Pig: A programming interface for programmers to create MapReduce jobs within Hadoop.

platform as a service (PaaS): A service providing all the necessary infrastructure for cloud-computing solutions.

predictive analysis: Analysis that is used to predict behavior or events. This can be from historical data, social data, or any other orthogonal datasets. See also orthogonal.

primary key: A uniquely identifiable record used for fast data lookup.

privacy: The ability of a person to keep personal information to himself or herself.

public data: Public information or datasets that were created for general use, with public and private funding.

query: A question; in the context of data, it’s often a set of code used to ask a question of a dataset.

real-time data: Data that is created while a process or event is happening.

real-time streaming: The process of capturing, storing, and analyzing real-time data. See also real-time data.

recommendation engine: An algorithm that suggests actions based on past behavior of the user or similar users.

regression analysis: Analysis used to discover the dependency between variables.

relational online analytical processing (ROLAP): The process of automatically creating analysis and the coinciding tables to research relational data stores.

ROLAP: See relational online analytical processing.

routing analysis: Analysis using many different variables to find the optimized routing for a certain means of transport in order to decrease fuel costs and increase efficiency.

RSS: A standard by which Internet feeds can publish news or other information to subscribers. Stands for Really Simple Syndication.

SaaS: See software as a service.

Semi-structured data: A structured data type that does not have a formal definition, like a document. It has tags or other markers to enforce a hierarchy of records within a particular object, but may be different from another object. See also structured data.

sentiment analysis: Analysis to find out how people feel based on digital communication like Twitter, Instagram, or emails.

signal analysis: Analysis that looks at information over a given amount of time. It can be sound, data stream, or even image feeds.
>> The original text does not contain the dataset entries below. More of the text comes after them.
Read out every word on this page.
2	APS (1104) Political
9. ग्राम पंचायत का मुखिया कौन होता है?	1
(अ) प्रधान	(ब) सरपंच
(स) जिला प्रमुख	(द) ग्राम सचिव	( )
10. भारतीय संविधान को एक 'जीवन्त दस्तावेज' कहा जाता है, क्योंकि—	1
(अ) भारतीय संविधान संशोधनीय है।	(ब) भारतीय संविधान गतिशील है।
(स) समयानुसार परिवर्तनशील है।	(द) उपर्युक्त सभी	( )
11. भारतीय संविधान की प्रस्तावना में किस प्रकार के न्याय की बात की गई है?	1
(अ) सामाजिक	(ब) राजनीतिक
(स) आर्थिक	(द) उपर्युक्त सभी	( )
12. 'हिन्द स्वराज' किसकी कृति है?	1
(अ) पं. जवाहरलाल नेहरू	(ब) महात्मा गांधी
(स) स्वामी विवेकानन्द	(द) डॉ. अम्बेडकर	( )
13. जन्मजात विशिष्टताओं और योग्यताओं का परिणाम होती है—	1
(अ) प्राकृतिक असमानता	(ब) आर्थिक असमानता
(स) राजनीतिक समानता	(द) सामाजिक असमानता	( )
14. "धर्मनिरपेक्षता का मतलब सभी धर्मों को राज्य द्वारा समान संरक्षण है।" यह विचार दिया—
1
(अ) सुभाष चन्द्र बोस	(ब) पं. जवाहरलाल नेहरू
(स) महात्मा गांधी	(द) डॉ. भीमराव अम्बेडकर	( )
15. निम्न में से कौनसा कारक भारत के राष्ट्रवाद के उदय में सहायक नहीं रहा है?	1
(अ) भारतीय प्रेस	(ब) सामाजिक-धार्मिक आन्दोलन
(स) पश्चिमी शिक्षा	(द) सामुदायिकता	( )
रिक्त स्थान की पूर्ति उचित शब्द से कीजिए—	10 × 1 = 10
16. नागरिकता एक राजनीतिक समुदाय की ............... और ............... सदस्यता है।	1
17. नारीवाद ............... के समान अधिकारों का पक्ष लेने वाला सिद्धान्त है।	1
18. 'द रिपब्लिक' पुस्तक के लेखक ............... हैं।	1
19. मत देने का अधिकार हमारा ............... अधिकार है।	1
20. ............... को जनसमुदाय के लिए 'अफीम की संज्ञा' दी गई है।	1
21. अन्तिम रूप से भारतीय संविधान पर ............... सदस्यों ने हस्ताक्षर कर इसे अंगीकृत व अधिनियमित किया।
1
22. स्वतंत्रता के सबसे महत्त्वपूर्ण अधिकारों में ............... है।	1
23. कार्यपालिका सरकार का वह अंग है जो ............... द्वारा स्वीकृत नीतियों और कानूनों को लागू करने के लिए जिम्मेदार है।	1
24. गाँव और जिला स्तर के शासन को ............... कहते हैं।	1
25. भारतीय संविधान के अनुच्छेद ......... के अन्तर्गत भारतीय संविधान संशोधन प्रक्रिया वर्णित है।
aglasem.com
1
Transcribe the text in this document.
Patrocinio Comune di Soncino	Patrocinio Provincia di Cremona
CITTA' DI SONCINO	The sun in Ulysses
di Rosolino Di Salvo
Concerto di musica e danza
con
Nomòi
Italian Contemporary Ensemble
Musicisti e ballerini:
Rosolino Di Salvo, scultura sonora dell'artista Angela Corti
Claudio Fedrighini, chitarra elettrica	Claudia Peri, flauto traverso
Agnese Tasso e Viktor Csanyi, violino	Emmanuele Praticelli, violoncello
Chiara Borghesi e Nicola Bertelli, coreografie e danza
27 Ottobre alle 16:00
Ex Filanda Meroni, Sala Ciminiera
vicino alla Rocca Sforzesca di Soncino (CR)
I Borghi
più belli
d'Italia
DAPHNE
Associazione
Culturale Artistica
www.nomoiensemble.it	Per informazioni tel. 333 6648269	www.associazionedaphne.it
It is often used with sensor data.

simulation: The imitation of a real-world event in order to predict behavior or analyze patterns.

smart grid: Sensors within an energy grid used to monitor what is going on in real time, helping to increase efficiency.

social media: User-curated systems where groups of people are networked together to collaborate or share information.

software as a service (SaaS): A software tool available via web clients and usually paid for through a subscription-type model.

SQL: A programming language for retrieving data from a relational database.

structured data: Data that adheres to a strict definition.

terabyte: Approximately 1,000 gigabytes.

time series analysis: The analysis of data obtained through a recurring measurement of time.

transactional data: Information stored from a time-based instance, like a bank deposit or phone call.

unstructured data: Data that doesn’t fit into a fixed and strict definition. Things like sound files, images, text, and web pages can be considered unstructured data.

value: The benefit for stakeholders derived from bringing together massive amounts of information.

variability: The ever-changing nature of data. For example, you may want to store tweets, bank records, and weather.

variety: The difference in type of data. Data today comes in many different formats: unstructured data, semi-structured data, structured data, and even complex structured data.

velocity: The speed at which data is created, stored, analyzed, and reported.

visualization: The process of bringing very complex analysis into a visual representation that users can understand.

volume: The massive amounts of data to be stored and analyzed.

weather data: Public datasets that can be used by organizations wanting to combine weather information with other data sources.

yottabyte: Approximately 1,000 zettabytes, equivalent to about 250 trillion DVDs.

zettabyte: Approximately 1,000 exabytes or 1 billion terabytes.